Дзержин посмотрел на меня, и другие последовали его примеру. Даже Звездоний, боясь опустить голову, как-то ее слегка развернул и посмотрел на меня по-птичьи.
- А что? - сказал Смерчев. - По-моему, идея хорошая. Продуктивная.
- Да глупости это, - возразил я устало. - Кто ж это станет засаливать человека? Он же не огурец и не свинина.
- Ну это я просто так, - сказал Дзержин. - Это я сказал как бы в порядке бреда. Ну можно чего-нибудь другое придумать. Допустим, его заморозили, в сейф положили, а там дырка, он разморозился и протух. Короче говоря, всякие варианты могут быть. Тебе лучше видно, ты ж художник.
В это время Искра глянула на меня, и я понял, что она категорически против таких поправок. Может быть, если б не этот ее взгляд, я бы и уступил. А так...
- Нет, - сказал я, чувствуя, что минута слабости прошла. - Нет, такого не будет. И вообще, раз вы так со мной разговариваете, я с вами никаких дел больше иметь не хочу. Не надо мне ни юбилеев ваших, ни почестей. Я вот только дождусь своего космоплана и уеду к себе обратно в Штокдорф.
- Без визы? - зажимая нос, с любопытством прогнусавил Звездоний.
- Без какой еще визы? - спросил я настороженно.
- Ну как же, - улыбнулся Смерчев. - У нас же существуют определенные правила пересечения границ. У нас без визы нельзя. У нас даже для того, чтобы выехать в Первое Кольцо, куда-нибудь, понимаете, допустим, в Калужскую область, и то виза нужна.
- Так это, - махнул я рукой, - касается ваших комунян.
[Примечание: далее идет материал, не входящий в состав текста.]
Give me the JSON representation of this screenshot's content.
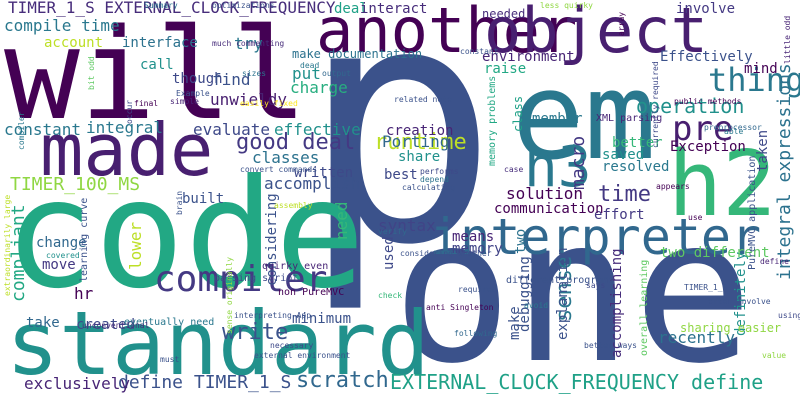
{
  "wordcloud": {
    "words": [
      {
        "text": "p",
        "color": "#3b528b"
      },
      {
        "text": "one",
        "color": "#3b528b"
      },
      {
        "text": "code",
        "color": "#22a884"
      },
      {
        "text": "will",
        "color": "#440154"
      },
      {
        "text": "em",
        "color": "#2a788e"
      },
      {
        "text": "standard",
        "color": "#21918c"
      },
      {
        "text": "made",
        "color": "#481f70"
      },
      {
        "text": "another",
        "color": "#440154"
      },
      {
        "text": "object",
        "color": "#481f70"
      },
      {
        "text": "h2",
        "color": "#35b779"
      },
      {
        "text": "h3",
        "color": "#2a788e"
      },
      {
        "text": "interpreter",
        "color": "#31688e"
      },
      {
        "text": "compiler",
        "color": "#443983"
      },
      {
        "text": "pre",
        "color": "#481f70"
      },
      {
        "text": "thing",
        "color": "#2a788e"
      },
      {
        "text": "EXTERNAL_CLOCK_FREQUENCY define",
        "color": "#1fa187"
      },
      {
        "text": "TIMER_1_S EXTERNAL_CLOCK_FREQUENCY",
        "color": "#472d7b"
      },
      {
        "text": "scratch",
        "color": "#31688e"
      },
      {
        "text": "good deal",
        "color": "#443983"
      },
      {
        "text": "TIMER_100_MS",
        "color": "#90d743"
      },
      {
        "text": "runtime",
        "color": "#bddf26"
      },
      {
        "text": "write",
        "color": "#3b528b"
      },
      {
        "text": "time",
        "color": "#443983"
      },
      {
        "text": "operation",
        "color": "#21918c"
      },
      {
        "text": "sense",
        "color": "#2a788e"
      },
      {
        "text": "integral expressions",
        "color": "#2c728e"
      },
      {
        "text": "macro",
        "color": "#443983"
      },
      {
        "text": "solution",
        "color": "#440154"
      },
      {
        "text": "define TIMER_1_S",
        "color": "#3b528b"
      },
      {
        "text": "exclusively",
        "color": "#482576"
      },
      {
        "text": "compliant",
        "color": "#22a884"
      },
      {
        "text": "accomplish",
        "color": "#3b528b"
      },
      {
        "text": "evaluate",
        "color": "#3e4989"
      },
      {
        "text": "effective",
        "color": "#21918c"
      },
      {
        "text": "classes",
        "color": "#2c728e"
      },
      {
        "text": "constant",
        "color": "#2a788e"
      },
      {
        "text": "integral",
        "color": "#2a788e"
      },
      {
        "text": "compile time",
        "color": "#2a788e"
      },
      {
        "text": "interface",
        "color": "#2c728e"
      },
      {
        "text": "try",
        "color": "#2a788e"
      },
      {
        "text": "call",
        "color": "#21918c"
      },
      {
        "text": "though",
        "color": "#3e4989"
      },
      {
        "text": "find",
        "color": "#3b528b"
      },
      {
        "text": "unwieldy",
        "color": "#481f70"
      },
      {
        "text": "put",
        "color": "#21918c"
      },
      {
        "text": "charge",
        "color": "#28ae80"
      },
      {
        "text": "Porting",
        "color": "#31688e"
      },
      {
        "text": "creation",
        "color": "#482576"
      },
      {
        "text": "share",
        "color": "#21918c"
      },
      {
        "text": "best",
        "color": "#3e4989"
      },
      {
        "text": "written",
        "color": "#3e4989"
      },
      {
        "text": "built",
        "color": "#3b528b"
      },
      {
        "text": "considering",
        "color": "#3b528b"
      },
      {
        "text": "change",
        "color": "#31688e"
      },
      {
        "text": "lower",
        "color": "#bddf26"
      },
      {
        "text": "move",
        "color": "#443983"
      },
      {
        "text": "hr",
        "color": "#440154"
      },
      {
        "text": "take",
        "color": "#31688e"
      },
      {
        "text": "created",
        "color": "#3e4989"
      },
      {
        "text": "minimum",
        "color": "#3b528b"
      },
      {
        "text": "syntax",
        "color": "#414487"
      },
      {
        "text": "means",
        "color": "#482576"
      },
      {
        "text": "memory",
        "color": "#414487"
      },
      {
        "text": "need",
        "color": "#35b779"
      },
      {
        "text": "used",
        "color": "#3e4989"
      },
      {
        "text": "two",
        "color": "#2c728e"
      },
      {
        "text": "debugging",
        "color": "#3b528b"
      },
      {
        "text": "make",
        "color": "#3b528b"
      },
      {
        "text": "explanation",
        "color": "#3b528b"
      },
      {
        "text": "accomplishing",
        "color": "#472d7b"
      },
      {
        "text": "recently",
        "color": "#2c728e"
      },
      {
        "text": "definitely",
        "color": "#21918c"
      },
      {
        "text": "two different",
        "color": "#5ec962"
      },
      {
        "text": "taken",
        "color": "#3e4989"
      },
      {
        "text": "effort",
        "color": "#443983"
      },
      {
        "text": "communication",
        "color": "#440154"
      },
      {
        "text": "resolved",
        "color": "#2a788e"
      },
      {
        "text": "saved",
        "color": "#21918c"
      },
      {
        "text": "better",
        "color": "#35b779"
      },
      {
        "text": "Exception",
        "color": "#440154"
      },
      {
        "text": "member",
        "color": "#2a788e"
      },
      {
        "text": "class",
        "color": "#1fa187"
      },
      {
        "text": "environment",
        "color": "#482576"
      },
      {
        "text": "raise",
        "color": "#22a884"
      },
      {
        "text": "needed",
        "color": "#472d7b"
      },
      {
        "text": "involve",
        "color": "#443983"
      },
      {
        "text": "deal",
        "color": "#1fa187"
      },
      {
        "text": "interact",
        "color": "#472d7b"
      },
      {
        "text": "Effectively",
        "color": "#3b528b"
      },
      {
        "text": "mind",
        "color": "#440154"
      },
      {
        "text": "account",
        "color": "#bddf26"
      },
      {
        "text": "make documentation",
        "color": "#2c728e"
      },
      {
        "text": "sharing easier",
        "color": "#90d743"
      },
      {
        "text": "eventually need",
        "color": "#2a788e"
      },
      {
        "text": "parsing script",
        "color": "#3e4989"
      },
      {
        "text": "non PureMVC",
        "color": "#440154"
      },
      {
        "text": "quirky even",
        "color": "#482576"
      },
      {
        "text": "different programs",
        "color": "#3b528b"
      },
      {
        "text": "anti Singleton",
        "color": "#440154"
      },
      {
        "text": "unconventional",
        "color": "#472d7b"
      },
      {
        "text": "related note",
        "color": "#3b528b"
      },
      {
        "text": "XML parsing",
        "color": "#482576"
      },
      {
        "text": "PureMVC application",
        "color": "#3b528b"
      },
      {
        "text": "learning curve",
        "color": "#3b528b"
      },
      {
        "text": "memory problems",
        "color": "#22a884"
      },
      {
        "text": "overall learning",
        "color": "#5ec962"
      },
      {
        "text": "currently required",
        "color": "#3e4989"
      },
      {
        "text": "public methods",
        "color": "#440154"
      },
      {
        "text": "Summary",
        "color": "#2c728e"
      },
      {
        "text": "optimizations",
        "color": "#3b528b"
      },
      {
        "text": "much commenting",
        "color": "#472d7b"
      },
      {
        "text": "sizes",
        "color": "#2c728e"
      },
      {
        "text": "output",
        "color": "#31688e"
      },
      {
        "text": "dead",
        "color": "#2a788e"
      },
      {
        "text": "Example",
        "color": "#3b528b"
      },
      {
        "text": "simple",
        "color": "#482576"
      },
      {
        "text": "final",
        "color": "#440154"
      },
      {
        "text": "easily fixed",
        "color": "#fde725"
      },
      {
        "text": "convert commands",
        "color": "#3b528b"
      },
      {
        "text": "performs",
        "color": "#3e4989"
      },
      {
        "text": "depend",
        "color": "#2c728e"
      },
      {
        "text": "calculating",
        "color": "#3b528b"
      },
      {
        "text": "case",
        "color": "#472d7b"
      },
      {
        "text": "appears",
        "color": "#440154"
      },
      {
        "text": "preprocessor",
        "color": "#31688e"
      },
      {
        "text": "able",
        "color": "#2a788e"
      },
      {
        "text": "constant",
        "color": "#3b528b"
      },
      {
        "text": "less quirky",
        "color": "#90d743"
      },
      {
        "text": "array",
        "color": "#440154"
      },
      {
        "text": "little odd",
        "color": "#482576"
      },
      {
        "text": "bit odd",
        "color": "#5ec962"
      },
      {
        "text": "occur",
        "color": "#3e4989"
      },
      {
        "text": "compiler",
        "color": "#2a788e"
      },
      {
        "text": "extraordinarily large",
        "color": "#bddf26"
      },
      {
        "text": "covered",
        "color": "#21918c"
      },
      {
        "text": "sense originally",
        "color": "#90d743"
      },
      {
        "text": "brain",
        "color": "#3b528b"
      },
      {
        "text": "assembly",
        "color": "#bddf26"
      },
      {
        "text": "verify",
        "color": "#31688e"
      },
      {
        "text": "considering whether",
        "color": "#3b528b"
      },
      {
        "text": "interpreting App",
        "color": "#3b528b"
      },
      {
        "text": "external environment",
        "color": "#3b528b"
      },
      {
        "text": "required",
        "color": "#3b528b"
      },
      {
        "text": "check",
        "color": "#35b779"
      },
      {
        "text": "following",
        "color": "#31688e"
      },
      {
        "text": "necessary",
        "color": "#3e4989"
      },
      {
        "text": "avoid",
        "color": "#2a788e"
      },
      {
        "text": "better ways",
        "color": "#3b528b"
      },
      {
        "text": "says",
        "color": "#3e4989"
      },
      {
        "text": "often involve",
        "color": "#3b528b"
      },
      {
        "text": "value",
        "color": "#90d743"
      },
      {
        "text": "using",
        "color": "#3e4989"
      },
      {
        "text": "TIMER_1_S",
        "color": "#3b528b"
      },
      {
        "text": "define",
        "color": "#482576"
      },
      {
        "text": "use",
        "color": "#440154"
      },
      {
        "text": "must",
        "color": "#3b528b"
      }
    ]
  }
}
А я не только не комунянин, я даже советского гражданства вот уже шестьдесят лет с лишним лишен. И вообще я не ваш. При этих моих словах все члены Пятиугольника как-то странно переглянулись, а Коммуний Иванович улыбнулся, широко развел руки и, называя меня моим человеческим именем, удовлетворенно сказал:
- Нет, Виталий Никитич, вы наш. Ведь мы вас реабилитировали.